Averroè

(Córdoba 1126, † Marrakech 1198). Filosofo e scienziato arabo. Il suo vero nome è Muhammad ibn Ahmad Muhammad ibn Rushd. Fu tra i più celebri commentatori medievali di Aristotele (Grande, Medio e Piccolo Commento), dal quale riprese tesi assai spregiudicate per il periodo, che gli valsero una condanna all’esilio da parte delle autorità arabe. Affermò infatti l’eternità del mondo, negando il creazionismo delle religioni islamica ed ebraico-cristiana, nonché l’emanazionismo di Avicenna; e sostenne l’unicità e la separatezza dell’intelligenza, la quale appartiene alle sfere celesti e non all’anima degli uomini, che è mortale.
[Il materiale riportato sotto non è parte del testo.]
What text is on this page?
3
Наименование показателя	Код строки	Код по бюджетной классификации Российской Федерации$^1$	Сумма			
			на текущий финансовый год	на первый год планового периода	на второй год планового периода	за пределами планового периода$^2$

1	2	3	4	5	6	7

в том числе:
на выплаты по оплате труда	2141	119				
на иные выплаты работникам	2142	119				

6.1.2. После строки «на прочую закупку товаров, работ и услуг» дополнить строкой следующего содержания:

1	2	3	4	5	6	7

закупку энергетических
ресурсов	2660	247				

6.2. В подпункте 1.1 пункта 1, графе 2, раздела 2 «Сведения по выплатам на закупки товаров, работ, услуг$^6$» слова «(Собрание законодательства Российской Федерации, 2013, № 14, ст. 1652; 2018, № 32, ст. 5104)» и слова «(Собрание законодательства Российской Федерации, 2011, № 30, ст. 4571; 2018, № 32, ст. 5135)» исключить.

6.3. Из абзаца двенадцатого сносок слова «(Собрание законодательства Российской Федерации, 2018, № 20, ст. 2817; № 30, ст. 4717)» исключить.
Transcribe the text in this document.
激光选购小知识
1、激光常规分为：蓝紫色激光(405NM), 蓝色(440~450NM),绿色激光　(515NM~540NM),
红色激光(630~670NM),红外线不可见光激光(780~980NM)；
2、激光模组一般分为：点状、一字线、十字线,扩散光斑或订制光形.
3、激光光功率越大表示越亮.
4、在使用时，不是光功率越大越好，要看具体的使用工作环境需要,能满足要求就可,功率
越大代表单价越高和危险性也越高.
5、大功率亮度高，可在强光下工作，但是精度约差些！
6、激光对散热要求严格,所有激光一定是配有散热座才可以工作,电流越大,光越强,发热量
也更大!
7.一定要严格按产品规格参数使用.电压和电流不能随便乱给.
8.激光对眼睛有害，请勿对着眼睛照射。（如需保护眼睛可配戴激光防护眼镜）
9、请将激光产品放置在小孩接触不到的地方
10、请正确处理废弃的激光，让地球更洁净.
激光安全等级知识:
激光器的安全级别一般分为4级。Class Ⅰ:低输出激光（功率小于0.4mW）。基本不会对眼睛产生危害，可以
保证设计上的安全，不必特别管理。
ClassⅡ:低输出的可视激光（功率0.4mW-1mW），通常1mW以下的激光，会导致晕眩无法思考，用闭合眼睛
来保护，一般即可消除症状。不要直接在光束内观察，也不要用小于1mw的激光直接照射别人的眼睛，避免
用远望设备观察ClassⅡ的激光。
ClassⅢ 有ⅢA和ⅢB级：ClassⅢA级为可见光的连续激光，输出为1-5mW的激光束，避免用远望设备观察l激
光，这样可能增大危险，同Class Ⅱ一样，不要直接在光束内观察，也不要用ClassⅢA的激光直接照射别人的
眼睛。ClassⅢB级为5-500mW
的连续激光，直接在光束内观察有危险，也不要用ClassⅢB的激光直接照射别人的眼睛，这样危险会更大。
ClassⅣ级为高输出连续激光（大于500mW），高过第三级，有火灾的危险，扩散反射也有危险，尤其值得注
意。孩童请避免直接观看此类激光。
Sulla base delle sue interpretazioni si costituì una nuova corrente dell’aristotelismo, che si propagò soprattutto nell’Occidente cristiano, dove, a partire dal 1270 circa, un gruppo di filosofi (Sigieri di Brabante, Boezio di Dacia, Bernieri di Nivelles, Gosvin de la Chapelle) promossero il cosiddetto “averroismo latino”. Una tradizione, probabilmente scorretta, attribuisce agli averroisti una teoria della doppia verità, secondo la quale le verità di fede e di ragione, per quanto differenti, sarebbero entrambe valide. L’aristotelismo averroista, in opposizione al tomismo (Tommaso d’Aquino) e, più tardi, all’alessandrismo, sopravvisse con alterna fortuna fino all’età rinascimentale.